Gary Schons, who heads up the local office of the attorney general, wouldn't go into the matter when I called him. He simply said that his office also has a specialty in prosecuting these sorts of cases.
But, while the AG is an appropriate agency to do the prosecution, it's unclear why Walker would categorize the AG as the appropriate agency. In other words, why is the AG more appropriate than the DA's Public Integrity Unit?
The case, which focuses on a clandestine system of bonuses we uncovered in this story back in 2008, fits the stated scope of the unit, which Dumanis created specifically to root out misuse of public funds and corruption by public and elected officials.
Smith and Dayacap were highly paid, high ranking public officials. (Both made far more than the mayor in 2007.)
Why the AG brought the case instead of Dumanis is unlikely to become public.
As a rule, prosecutors don't discuss pending cases because they don't want to give the impression that they're attempting to try the case in the media, said Professor Heidi Rummel, a former prosecutor and expert in criminal law at the University of Southern California.
Prosecutors want "to avoid any potential unfairness or prejudices to the defendant before he has his day in court," Rummel said.
That Dumanis' office isn't prosecuting the case is irrelevant because, as a public prosecutor, she represents the government as much as her colleagues at the Attorney General's Office, Rummel said.
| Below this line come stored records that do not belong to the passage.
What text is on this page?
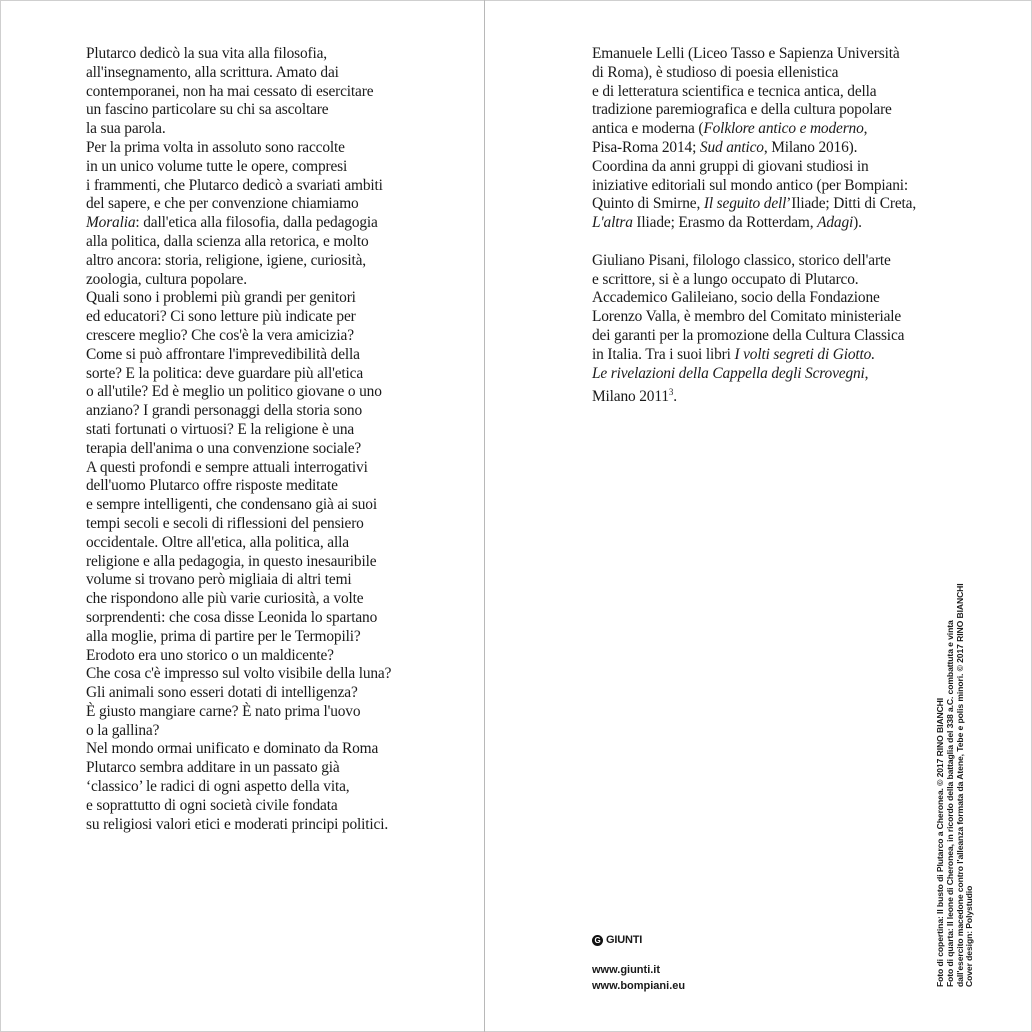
Plutarco dedicò la sua vita alla filosofia,
all'insegnamento, alla scrittura. Amato dai
contemporanei, non ha mai cessato di esercitare
un fascino particolare su chi sa ascoltare
la sua parola.
Per la prima volta in assoluto sono raccolte
in un unico volume tutte le opere, compresi
i frammenti, che Plutarco dedicò a svariati ambiti
del sapere, e che per convenzione chiamiamo
Moralia: dall'etica alla filosofia, dalla pedagogia
alla politica, dalla scienza alla retorica, e molto
altro ancora: storia, religione, igiene, curiosità,
zoologia, cultura popolare.
Quali sono i problemi più grandi per genitori
ed educatori? Ci sono letture più indicate per
crescere meglio? Che cos'è la vera amicizia?
Come si può affrontare l'imprevedibilità della
sorte? E la politica: deve guardare più all'etica
o all'utile? Ed è meglio un politico giovane o uno
anziano? I grandi personaggi della storia sono
stati fortunati o virtuosi? E la religione è una
terapia dell'anima o una convenzione sociale?
A questi profondi e sempre attuali interrogativi
dell'uomo Plutarco offre risposte meditate
e sempre intelligenti, che condensano già ai suoi
tempi secoli e secoli di riflessioni del pensiero
occidentale. Oltre all'etica, alla politica, alla
religione e alla pedagogia, in questo inesauribile
volume si trovano però migliaia di altri temi
che rispondono alle più varie curiosità, a volte
sorprendenti: che cosa disse Leonida lo spartano
alla moglie, prima di partire per le Termopili?
Erodoto era uno storico o un maldicente?
Che cosa c'è impresso sul volto visibile della luna?
Gli animali sono esseri dotati di intelligenza?
È giusto mangiare carne? È nato prima l'uovo
o la gallina?
Nel mondo ormai unificato e dominato da Roma
Plutarco sembra additare in un passato già
‘classico’ le radici di ogni aspetto della vita,
e soprattutto di ogni società civile fondata
su religiosi valori etici e moderati principi politici.
Emanuele Lelli (Liceo Tasso e Sapienza Università
di Roma), è studioso di poesia ellenistica
e di letteratura scientifica e tecnica antica, della
tradizione paremiografica e della cultura popolare
antica e moderna (Folklore antico e moderno,
Pisa-Roma 2014; Sud antico, Milano 2016).
Coordina da anni gruppi di giovani studiosi in
iniziative editoriali sul mondo antico (per Bompiani:
Quinto di Smirne, Il seguito dell’Iliade; Ditti di Creta,
L'altra Iliade; Erasmo da Rotterdam, Adagi).
Giuliano Pisani, filologo classico, storico dell'arte
e scrittore, si è a lungo occupato di Plutarco.
Accademico Galileiano, socio della Fondazione
Lorenzo Valla, è membro del Comitato ministeriale
dei garanti per la promozione della Cultura Classica
in Italia. Tra i suoi libri I volti segreti di Giotto.
Le rivelazioni della Cappella degli Scrovegni,
Milano 2011$^3$.
G GIUNTI
www.giunti.it
www.bompiani.eu	Foto di copertina: Il busto di Plutarco a Cheronea. © 2017 RINO BIANCHI Foto di quarta: Il leone di Cheronea, in ricordo della battaglia del 338 a.C. combattuta e vinta dall'esercito macedone contro l'alleanza formata da Atene, Tebe e polis minori. © 2017 RINO BIANCHI Cover design: Polystudio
As such, she should be as wary of prejudicing the case by what she says publicly as she would be if her office was prosecuting it.
The precaution of not talking about a case extends not just to the case itself, but also to the reasons why a prosecutor did or didn't take the case on, Rummel said.
Complicating the SEDC matter is the fact that the original investigation wasn't done by the DA or the AG or even any state agency. It was done by the FBI, which usually teams with U.S. Attorney's Office to prosecute the subjects of its investigations.
I learned in court on Wednesday that Dayacap had received a "target letter" from the U.S. Attorney's Office more than a year ago. But at some point between then and now, the federal government decided not to prosecute and instead the case ended up at the state level.
(FBI spokesman Darryl Foxworth wouldn't comment on the case either.)
Certainly, the passing-around of the Smith/Dayacap prosecution has confused the two defendant's lawyers. Jerry Coughlan, who is defending Smith, and Marc Carlos, who's representing Dayacap, both told me on Wednesday that they had no idea the Attorney General's Office was involved in the case before their clients were served with arrest warrants.
If I find out any more about why Schons, not Dumanis, brought the case, I'll pass it along.